In her new book, Salvation: Scenes From the Life of St. Francis (Knopf), novelist Valerie Martin seeks that true St. Francis, the zealot who sought spiritual wealth in physical poverty. She successfully shoos away the small animals and birds that have hovered around him in modern myth (there's no reason to believe he had any extraordinary relationship to nature) and reestablishes his most unusual relationship to property: he had little and wanted none.
As Martin explains in Salvation's vibrantly written introduction, Francesco forsook his inheritance when he was quite a young man and began living life as a beggar, homeless, penniless and dependent on the charity and good will of those he encountered. Throughout his life, he insisted that those who joined him renounce all earthly possessions except for "one habit, quilted inside and out if they wished, with a cord and breeches."
"Perhaps the assumption that God wants us to get rich is no more absurd than the one Francesco made, that he wants us poor, that he wants us to suffer, as he did, the contempt of the world," Martin writes. "But there's nothing heroic, in my view, about praying for a windfall, whereas there is something heroic, touching, and grand about Francesco's famous gesture, stripping himself in the town square and throwing himself upon the charity of his neighbors. Like most of us, Francesco knew his neighbors."
Italy, Martin feels, has not forgotten. "In some way, what made me interested in St. Francis was the way I noticed that Italians respond to beggars, which is they don't mind them," she says in a phone interview from her home in upstate New York. "In fact, I watched a woman one day instructing her little son about how to go up to the beggar and give him a coin. There's sort of a national consciousness that there was once this beggar who believed that, because he was a beggar, that gave people the opportunity to be Christian by giving to the poor."

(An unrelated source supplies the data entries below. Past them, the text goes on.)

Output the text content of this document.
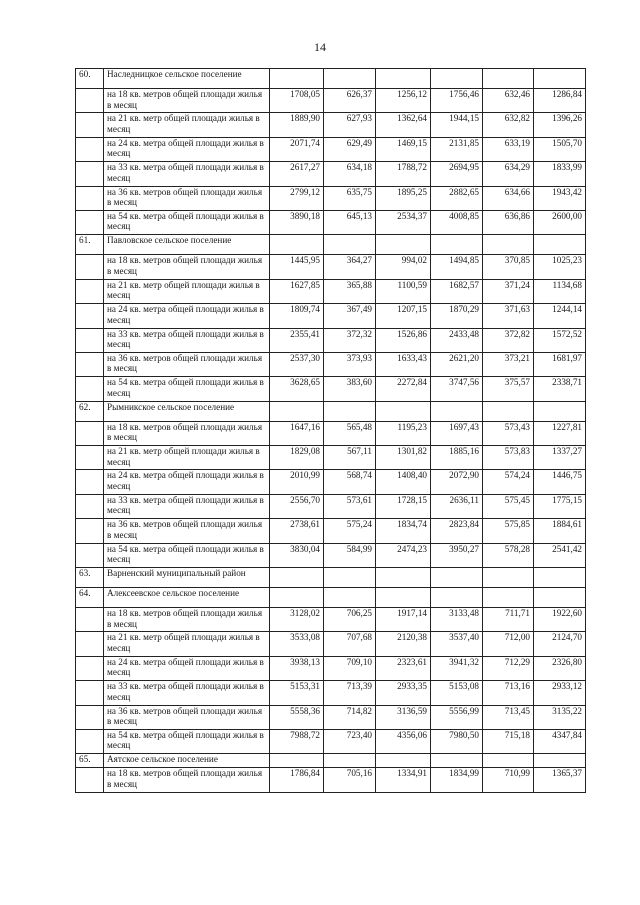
14
60.	Наследницкое сельское поселение						
	на 18 кв. метров общей площади жилья в месяц	1708,05	626,37	1256,12	1756,46	632,46	1286,84
	на 21 кв. метр общей площади жилья в месяц	1889,90	627,93	1362,64	1944,15	632,82	1396,26
	на 24 кв. метра общей площади жилья в месяц	2071,74	629,49	1469,15	2131,85	633,19	1505,70
	на 33 кв. метра общей площади жилья в месяц	2617,27	634,18	1788,72	2694,95	634,29	1833,99
	на 36 кв. метров общей площади жилья в месяц	2799,12	635,75	1895,25	2882,65	634,66	1943,42
	на 54 кв. метра общей площади жилья в месяц	3890,18	645,13	2534,37	4008,85	636,86	2600,00
61.	Павловское сельское поселение						
	на 18 кв. метров общей площади жилья в месяц	1445,95	364,27	994,02	1494,85	370,85	1025,23
	на 21 кв. метр общей площади жилья в месяц	1627,85	365,88	1100,59	1682,57	371,24	1134,68
	на 24 кв. метра общей площади жилья в месяц	1809,74	367,49	1207,15	1870,29	371,63	1244,14
	на 33 кв. метра общей площади жилья в месяц	2355,41	372,32	1526,86	2433,48	372,82	1572,52
	на 36 кв. метров общей площади жилья в месяц	2537,30	373,93	1633,43	2621,20	373,21	1681,97
	на 54 кв. метра общей площади жилья в месяц	3628,65	383,60	2272,84	3747,56	375,57	2338,71
62.	Рымникское сельское поселение						
	на 18 кв. метров общей площади жилья в месяц	1647,16	565,48	1195,23	1697,43	573,43	1227,81
	на 21 кв. метр общей площади жилья в месяц	1829,08	567,11	1301,82	1885,16	573,83	1337,27
	на 24 кв. метра общей площади жилья в месяц	2010,99	568,74	1408,40	2072,90	574,24	1446,75
	на 33 кв. метра общей площади жилья в месяц	2556,70	573,61	1728,15	2636,11	575,45	1775,15
	на 36 кв. метров общей площади жилья в месяц	2738,61	575,24	1834,74	2823,84	575,85	1884,61
	на 54 кв. метра общей площади жилья в месяц	3830,04	584,99	2474,23	3950,27	578,28	2541,42
63.	Варненский муниципальный район						
64.	Алексеевское сельское поселение						
	на 18 кв. метров общей площади жилья в месяц	3128,02	706,25	1917,14	3133,48	711,71	1922,60
	на 21 кв. метр общей площади жилья в месяц	3533,08	707,68	2120,38	3537,40	712,00	2124,70
	на 24 кв. метра общей площади жилья в месяц	3938,13	709,10	2323,61	3941,32	712,29	2326,80
	на 33 кв. метра общей площади жилья в месяц	5153,31	713,39	2933,35	5153,08	713,16	2933,12
	на 36 кв. метров общей площади жилья в месяц	5558,36	714,82	3136,59	5556,99	713,45	3135,22
	на 54 кв. метра общей площади жилья в месяц	7988,72	723,40	4356,06	7980,50	715,18	4347,84
65.	Аятское сельское поселение						
	на 18 кв. метров общей площади жилья в месяц	1786,84	705,16	1334,91	1834,99	710,99	1365,37
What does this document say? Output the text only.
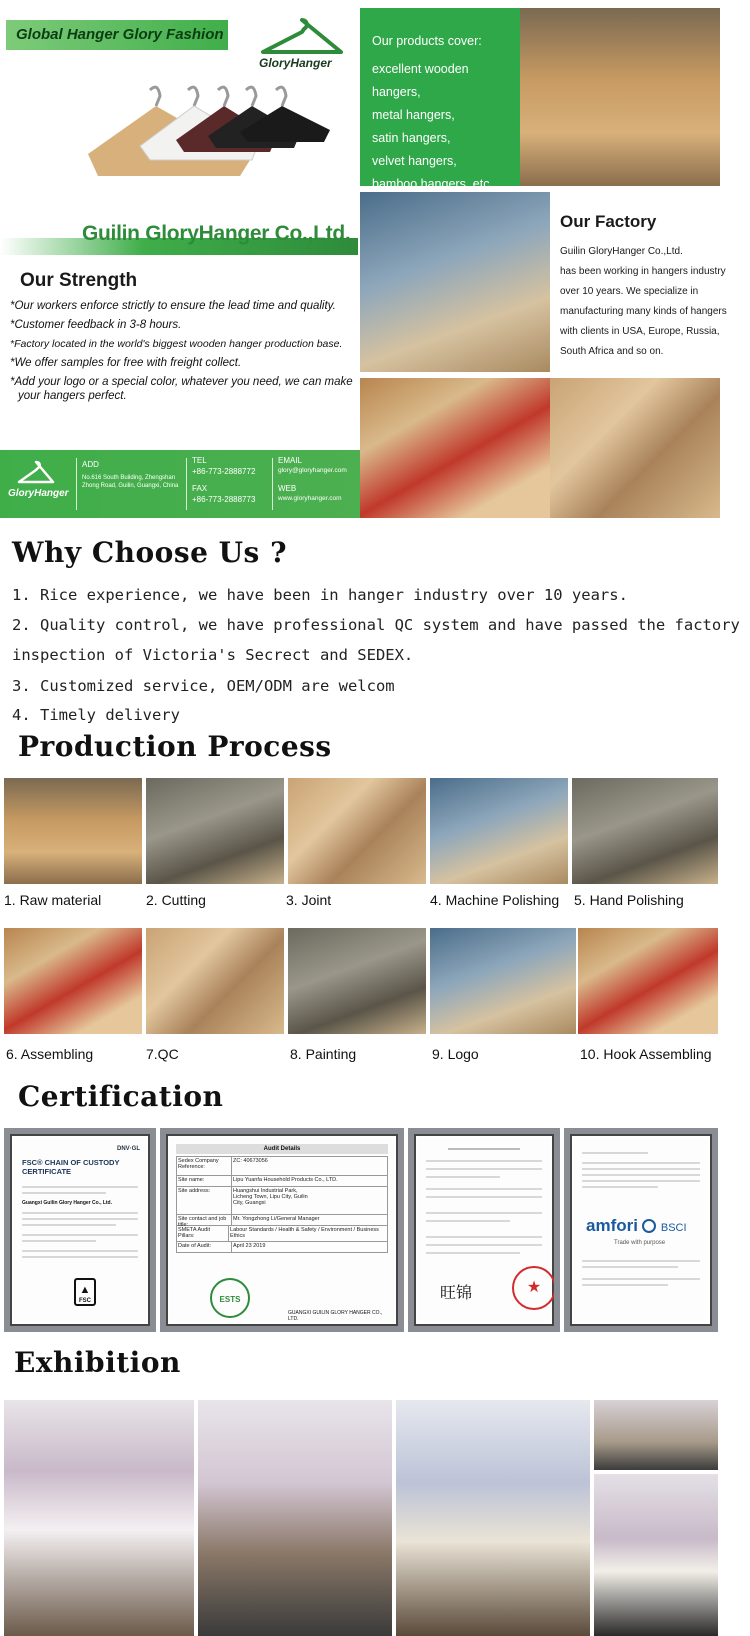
Global Hanger Glory Fashion
GloryHanger
Guilin GloryHanger Co.,Ltd.
Our products cover:
excellent wooden hangers,
metal hangers,
satin hangers,
velvet hangers,
bamboo hangers, etc.
Our Factory
Guilin GloryHanger Co.,Ltd.
has been working in hangers industry
over 10 years. We specialize in
manufacturing many kinds of hangers
with clients in USA, Europe, Russia,
South Africa and so on.
Our Strength
*Our workers enforce strictly to ensure the lead time and quality.
*Customer feedback in 3-8 hours.
*Factory located in the world's biggest wooden hanger production base.
*We offer samples for free with freight collect.
*Add your logo or a special color, whatever you need, we can make
your hangers perfect.
GloryHanger
ADD
No.616 South Building, Zhengshan
Zhong Road, Guilin, Guangxi, China
TEL
+86-773-2888772
FAX
+86-773-2888773
EMAIL
glory@gloryhanger.com
WEB
www.gloryhanger.com
Why Choose Us ?
1. Rice experience, we have been in hanger industry over 10 years.
2. Quality control, we have professional QC system and have passed the factory
inspection of Victoria's Secrect and SEDEX.
3. Customized service, OEM/ODM are welcom
4. Timely delivery
Production Process
1. Raw material	2. Cutting	3. Joint	4. Machine Polishing 5. Hand Polishing
6. Assembling	7.QC	8. Painting	9. Logo	10. Hook Assembling
Certification
DNV·GL
FSC® CHAIN OF CUSTODY
CERTIFICATE
Guangxi Guilin Glory Hanger Co., Ltd.
▲
FSC
Audit Details
Sedex Company Reference:
ZC: 40673056
Site name:	Lipu Yuanfa Household Products Co., LTD.
Site address:	Huangshui Industrial Park, Licheng Town, Lipu City, Guilin City, Guangxi
Site contact and job title:
Mr. Yongzhong Li/General Manager
SMETA Audit Pillars:
Labour Standards / Health & Safety / Environment / Business Ethics
Date of Audit:	April 23 2019
ESTS
GUANGXI GUILIN GLORY HANGER CO., LTD.
旺锦	★
amfori BSCI
Trade with purpose
Exhibition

Growing up in New Orleans, Martin says, all she knew of St. Francis were the garden statues she would occasionally encounter. The saints who loomed largest for her -- and for many New Orleanians -- were St. Roch, St. Joan of Arc and St. Therese of Lisieux. All that changed when Martin moved to Italy as an adult and began encountering St. Francis everywhere. As the patron saint of Italy, Francesco's name adorns everything, from historical plaques to restaurant signage. Movies about St. Francis air on Italian television. And, most importantly to the text that Martin had begun to develop, frescoes depicting his life hang in churches.
"Most saints lives begin at the top, at the beginning of the life, and [the artists] paint downward," Martin says of the frescoes. "For some reason, which nobody really knows, in St. Francis' case that was reversed. So they start at the end and end at the beginning."

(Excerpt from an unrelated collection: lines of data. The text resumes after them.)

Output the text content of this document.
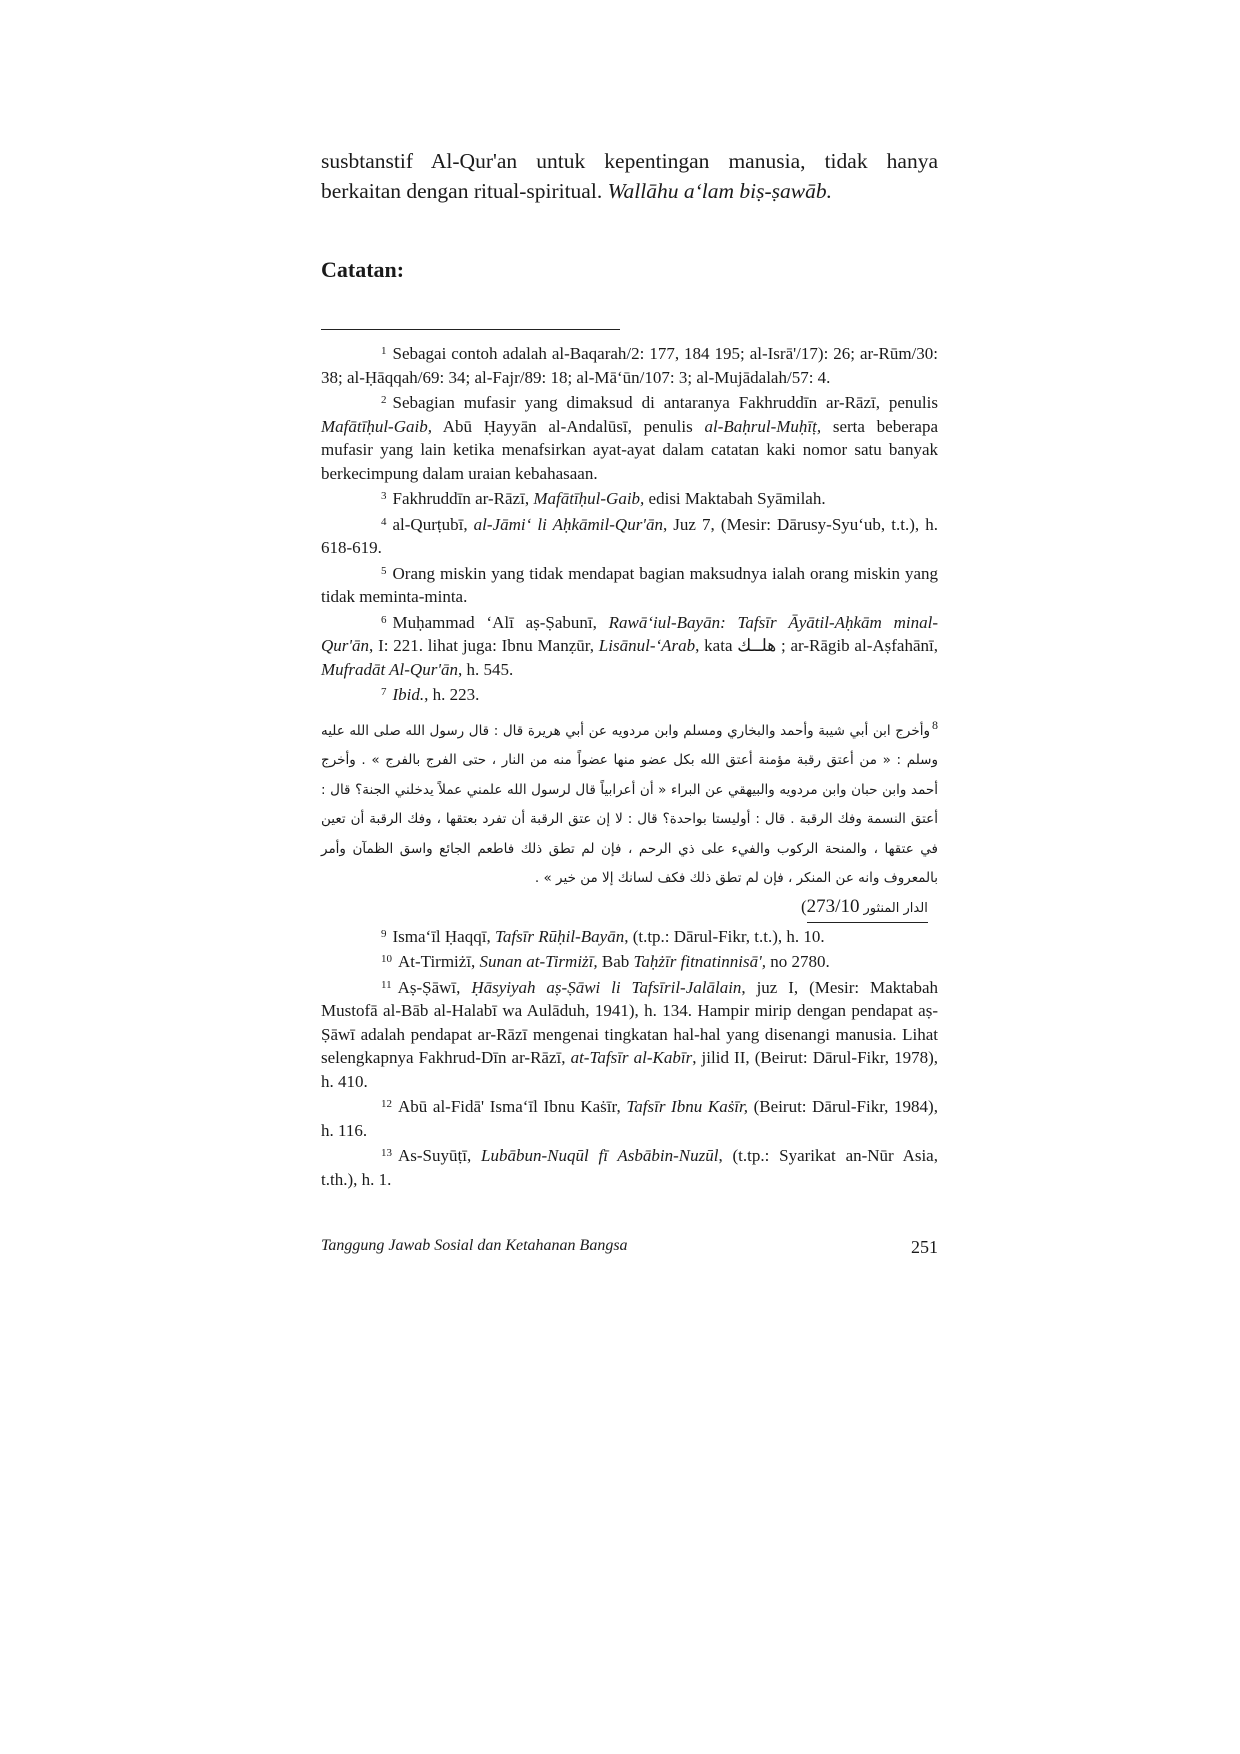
susbtanstif Al-Qur'an untuk kepentingan manusia, tidak hanya berkaitan dengan ritual-spiritual. Wallāhu a‘lam biṣ-ṣawāb.

Catatan:

$^1$ Sebagai contoh adalah al-Baqarah/2: 177, 184 195; al-Isrā'/17): 26; ar-Rūm/30: 38; al-Ḥāqqah/69: 34; al-Fajr/89: 18; al-Mā‘ūn/107: 3; al-Mujādalah/57: 4.

$^2$ Sebagian mufasir yang dimaksud di antaranya Fakhruddīn ar-Rāzī, penulis Mafātīḥul-Gaib, Abū Ḥayyān al-Andalūsī, penulis al-Baḥrul-Muḥīṭ, serta beberapa mufasir yang lain ketika menafsirkan ayat-ayat dalam catatan kaki nomor satu banyak berkecimpung dalam uraian kebahasaan.

$^3$ Fakhruddīn ar-Rāzī, Mafātīḥul-Gaib, edisi Maktabah Syāmilah.

$^4$ al-Qurṭubī, al-Jāmi‘ li Aḥkāmil-Qur'ān, Juz 7, (Mesir: Dārusy-Syu‘ub, t.t.), h. 618-619.

$^5$ Orang miskin yang tidak mendapat bagian maksudnya ialah orang miskin yang tidak meminta-minta.

$^6$ Muḥammad ‘Alī aṣ-Ṣabunī, Rawā‘iul-Bayān: Tafsīr Āyātil-Aḥkām minal-Qur'ān, I: 221. lihat juga: Ibnu Manẓūr, Lisānul-‘Arab, kata هلــك ; ar-Rāgib al-Aṣfahānī, Mufradāt Al-Qur'ān, h. 545.

$^7$ Ibid., h. 223.

$^8$وأخرج ابن أبي شيبة وأحمد والبخاري ومسلم وابن مردويه عن أبي هريرة قال : قال رسول الله صلى الله عليه وسلم : « من أعتق رقبة مؤمنة أعتق الله بكل عضو منها عضواً منه من النار ، حتى الفرج بالفرج » . وأخرج أحمد وابن حبان وابن مردويه والبيهقي عن البراء « أن أعرابياً قال لرسول الله علمني عملاً يدخلني الجنة؟ قال : أعتق النسمة وفك الرقبة . قال : أوليستا بواحدة؟ قال : لا إن عتق الرقبة أن تفرد بعتقها ، وفك الرقبة أن تعين في عتقها ، والمنحة الركوب والفيء على ذي الرحم ، فإن لم تطق ذلك فاطعم الجائع واسق الظمآن وأمر بالمعروف وانه عن المنكر ، فإن لم تطق ذلك فكف لسانك إلا من خير » .

(	الدار المنثور273/10

$^9$ Isma‘īl Ḥaqqī, Tafsīr Rūḥil-Bayān, (t.tp.: Dārul-Fikr, t.t.), h. 10.

$^{10}$ At-Tirmiżī, Sunan at-Tirmiżī, Bab Taḥżīr fitnatinnisā', no 2780.

$^{11}$ Aṣ-Ṣāwī, Ḥāsyiyah aṣ-Ṣāwi li Tafsīril-Jalālain, juz I, (Mesir: Maktabah Mustofā al-Bāb al-Halabī wa Aulāduh, 1941), h. 134. Hampir mirip dengan pendapat aṣ-Ṣāwī adalah pendapat ar-Rāzī mengenai tingkatan hal-hal yang disenangi manusia. Lihat selengkapnya Fakhrud-Dīn ar-Rāzī, at-Tafsīr al-Kabīr, jilid II, (Beirut: Dārul-Fikr, 1978), h. 410.

$^{12}$ Abū al-Fidā' Isma‘īl Ibnu Kaṡīr, Tafsīr Ibnu Kaṡīr, (Beirut: Dārul-Fikr, 1984), h. 116.

$^{13}$ As-Suyūṭī, Lubābun-Nuqūl fī Asbābin-Nuzūl, (t.tp.: Syarikat an-Nūr Asia, t.th.), h. 1.

Tanggung Jawab Sosial dan Ketahanan Bangsa	251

Salvation follows suit, beginning with Francesco's death and working its way back to the moment of his epiphany. In choosing such an original construction, Martin also was adopting the form of early hagiographies, writings for which the novelist professes a lifelong affinity.
But what she most wanted to accomplish was a sense of atmosphere. "Francesco stands alone on the bare ledge," Martin writes, "his arms outstretched, his palms turned up, his head dropped forward so that his chin nearly touches his breastbone. ... A drop strikes his brow, another smashes against his palm, sharp and cold. Behind him, from the branches of a stunted laurel, a piercing cry issues, then he hears the beating of the wings as a hawk hurtles past him over the edge and up into the brooding mass of the clouds. ... He can feel rather than see the big wings snap in, then spread wide, as the creature catches a powerful updraft and disappears into the dark center of the storm, where Francesco is trying hard to send his own soul. 'Who are you?' he asks."
Martin has acknowledged that she is not a religious person, but admits she found much in St. Francis to admire. "I wouldn't want to be like him," Martin says, "but I couldn't help but admire his tenacity and his commitment to an idea. Most of us are idealistic when we're young and then it goes away. For him it never really did."